If I think as post increment then 2nd one is correct,but confusion arises because of ( ) given

0
Sir, had it been static int i=0, what should be output for second call of printab().
0
In swap function x and y have address of a and b. And they are swapping address.

If there is code segment like

*Temp=*x;

*x=*y;

*y=*Temp;

Then definitely value will be swapped
0
Right.
while (i <= 4
{
if ((i++)%2 == 1) continue; // key point of program here if comdition true
then go to while loop directly
a = a + i; // will process when i= even
b = b + i; // will process when i= even
}


Inside printab, a and b are added odd integers from

for i= 1 a= -3 + 1 = -2  and b = -6+1= -5

for i= 3 a= -2 + 3 = 1  and b = -5+3= --2

for i= 5 a= 1 + 5 = 6  and b = -2 +5= 3

here printf(a,b) = 6,3

if static int i= 0; given in code then only old value of i is used.
since static int i and i= 0 is given so for next printab () i= 0 is taken.
By looking 1st  printf(a,b) = 6,3 

Ans is D

reffer for continue:https://www.codingunit.com/c-tutorial-for-loop-while-loop-break-and-continue

by Veteran (63k points)
edited
0

@ prashant in the above link it says  " It is also possible to use ++i or --i. The difference is is that with ++i (prefix incrementing) the one is added before the “for loop” tests if i < 10. With i++ (postfix incrementing) the one is added after the test i < 10."

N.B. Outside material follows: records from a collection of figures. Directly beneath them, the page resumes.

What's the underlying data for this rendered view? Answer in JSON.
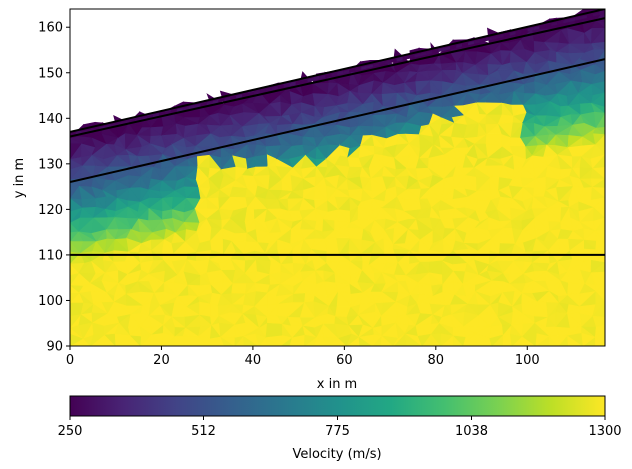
{
  "chart_data": {
    "type": "heatmap",
    "title": "",
    "xlabel": "x in m",
    "ylabel": "y in m",
    "xlim": [
      0,
      117
    ],
    "ylim": [
      90,
      164
    ],
    "xticks": [
      0,
      20,
      40,
      60,
      80,
      100
    ],
    "yticks": [
      90,
      100,
      110,
      120,
      130,
      140,
      150,
      160
    ],
    "grid": false,
    "surface": {
      "x": [
        0,
        117
      ],
      "y": [
        137,
        164
      ]
    },
    "boundaries": [
      {
        "name": "",
        "x": [
          0,
          117
        ],
        "y": [
          136,
          162
        ]
      },
      {
        "name": "",
        "x": [
          0,
          117
        ],
        "y": [
          126,
          153
        ]
      },
      {
        "name": "",
        "x": [
          0,
          117
        ],
        "y": [
          110,
          110
        ]
      }
    ],
    "top_of_fast_layer": {
      "x": [
        30,
        34,
        38,
        41,
        45,
        48,
        52,
        55,
        58,
        62,
        65,
        69,
        72,
        75,
        79,
        83,
        86,
        89,
        92,
        96,
        99,
        100
      ],
      "y": [
        132,
        129,
        131,
        129,
        132,
        129,
        131,
        130,
        134,
        133,
        136,
        135,
        137,
        136,
        141,
        139,
        143,
        142,
        144,
        143,
        144,
        122
      ]
    },
    "colorbar": {
      "label": "Velocity (m/s)",
      "min": 250,
      "max": 1300,
      "ticks": [
        "250",
        "512",
        "775",
        "1038",
        "1300"
      ],
      "colormap": "viridis"
    },
    "palette": [
      "#440154",
      "#482475",
      "#414487",
      "#355f8d",
      "#2a788e",
      "#21918c",
      "#22a884",
      "#44bf70",
      "#7ad151",
      "#bddf26",
      "#fde725"
    ]
  }
}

is it right ....??? plz clear my doubt.

+2
Why i is reintianlize to 0?

, as i is static variable and intialize only once, in second printable() i should star with 5,

Correct me if wrong somewhere!
+1
when i=5 then loop terminates then  how i=5 is calculated?
0
In for loop prefix increment and postfix increment both are same
But in while loop make difference
i++ means first test condition then increment
++i means first increment then test condition

0

@Ram Swaroop

since the brackets have more precedence then why (i++) is not incrementing first and then checking the condition ?

In your example given you have used ++i and not (++i).

$main()$

$\downarrow$

$printab()$

$\fbox{static i=0}$ $\fbox{static a=-3}$$\fbox{static b=-6}$

$i=0$

$1.while(0<=4)\{$

$if(0\%2==1)// condition\ false$

$\fbox{i=1}$

$a=-3+1=-2$

$b=-6+1=-5$

$2.while(1<=4)\{$

$if(1\%2==1)\ continue;$

$\fbox{i=2}$

$3.while(2<=4)\{$

$if(2\%2==1)// condition\ false$

$\fbox{i=3}$

$a=-2+3=1$

$b=-5+3=-2$

$4.while(3<=4)\{$

$if(3\%2==1)\ continue;$

$\fbox{i=4}$

$5.while(4<=4)\{$

$if(4\%2==1)// condition\ false$

$\fbox{i=5}$

$a=1+5=6$

$b=-2+5=3$

$6.while(5<=4)// condition\ false$

$\downarrow$

$swap(\&a,\&b)$

Important to notice: It will swap the pointers not the values.

Print the values of $a,b=6,3$

Again call $printab();$

.

.

Print the values of $a,b=15,12$

$Ans: D$

by Active (4.1k points)
edited
        if ((i++)%2 == 1) continue;


This is the heart of the code. continue will make the compiler skip rest of the lines in the loop, and go straight back to checking the loop condition again.
Post increment will increment i after checking the condition.

When i = 0, we won't hit continue. So, add 1 (and not 0, because post-increment)

When i = 1, we hit continue. So skip rest of the lines.

When i = 2, add 3.

When i = 3, we hit continue.

When i = 4, add 5.

Break out of while loop now. Because i = 5.

So finally; $a = -3 + 1 + 3 + 5 = 6$. And $b = -6 + 1 + 3 + 5 = 3$

Swap doesn't do anything to the values inside a and b, so a and b stay intact.

a = 6, b = 3

Option D.

Now, when printab() is called the second time, i = 5. But in the immediate next line, i = 0. So, while loop will run the same.
$a = 6 + 1 + 3 + 5 = 15$
$b = 3 + 1 + 3 + 5 = 12$

by Loyal (6.4k points)

a =  6, b = 3
a =  15, b = 12

i.e option D
by Active (1.9k points)
0
@arjun In the 2nd printab() call, i value will be 5 since it is static variable and we cannot re-initialize it. So why a=15,b=12?